When dinner conversation at home is as likely to be about whether the family business will be able to make payroll as what the children did at school that day, it does leave an impression.
One of the biggest determinants of whether someone will be an entrepreneur is if they were exposed to it as a child. For those who grew up around it, starting a business is much more natural and therefore likely. For good or for ill, children surrounded by a family business know what they are getting into by choosing entrepreneurship in adulthood.
However, there is also a potential down side to a family business. To understand this better, I reached out to David Pellegrini, a psychologist who specializes in family business matters. He pointed out that unlike a “normal” company, the CEO in a family-run business is usually both the generational and professional leader. This can be challenging because, as he puts it, “being the boss of one’s own children tends to lead to an expectation of fealty, loyalty and appreciation from the children.”When this happens, the offspring who are not in charge tend to be deferential.
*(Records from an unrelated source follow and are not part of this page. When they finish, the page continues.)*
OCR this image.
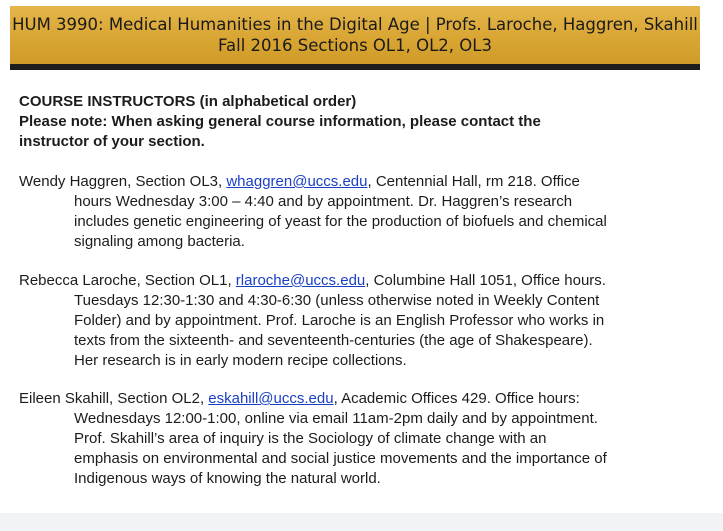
HUM 3990: Medical Humanities in the Digital Age | Profs. Laroche, Haggren, Skahill
Fall 2016 Sections OL1, OL2, OL3
COURSE INSTRUCTORS (in alphabetical order)
Please note: When asking general course information, please contact the
instructor of your section.
Wendy Haggren, Section OL3, whaggren@uccs.edu, Centennial Hall, rm 218. Office
hours Wednesday 3:00 – 4:40 and by appointment. Dr. Haggren’s research
includes genetic engineering of yeast for the production of biofuels and chemical
signaling among bacteria.
Rebecca Laroche, Section OL1, rlaroche@uccs.edu, Columbine Hall 1051, Office hours.
Tuesdays 12:30-1:30 and 4:30-6:30 (unless otherwise noted in Weekly Content
Folder) and by appointment. Prof. Laroche is an English Professor who works in
texts from the sixteenth- and seventeenth-centuries (the age of Shakespeare).
Her research is in early modern recipe collections.
Eileen Skahill, Section OL2, eskahill@uccs.edu, Academic Offices 429. Office hours:
Wednesdays 12:00-1:00, online via email 11am-2pm daily and by appointment.
Prof. Skahill’s area of inquiry is the Sociology of climate change with an
emphasis on environmental and social justice movements and the importance of
Indigenous ways of knowing the natural world.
In my consulting business, I have often seen this pattern of behavior to be very damaging. The head of a family-owned company who does not exercise care can become convinced that there is no need for outside viewpoints, particularly if things are profitable.
Pellegrini notes that this stifles the leaders’ personal growth, because “they have less need to develop skills of persuasion, consensus-building, or true engagement.” It also puts the business at risk if unexpected challenges arise, since it will not have the benefit of a broader experience base to draw from, or lessons to be learned.
Another downside is that viewpoints of non-family members are often treated with suspicion, if not contempt. The entity becomes a self-referential echo chamber, with the business leader in the middle of a sycophantic group offering only news he or she wants to hear. This issue cannot be solved through marriage; often, those who marry into a family are still treated as second-class citizens, since they are not blood relatives.
So, what can break this toxic dynamic? In my experience, the only remedy is for the family head to consciously separate family dynamics from the business, involve professional management and entertain contrary views.
Without making these changes, a family business leader may succeed for a time, but long-term success is highly unlikely.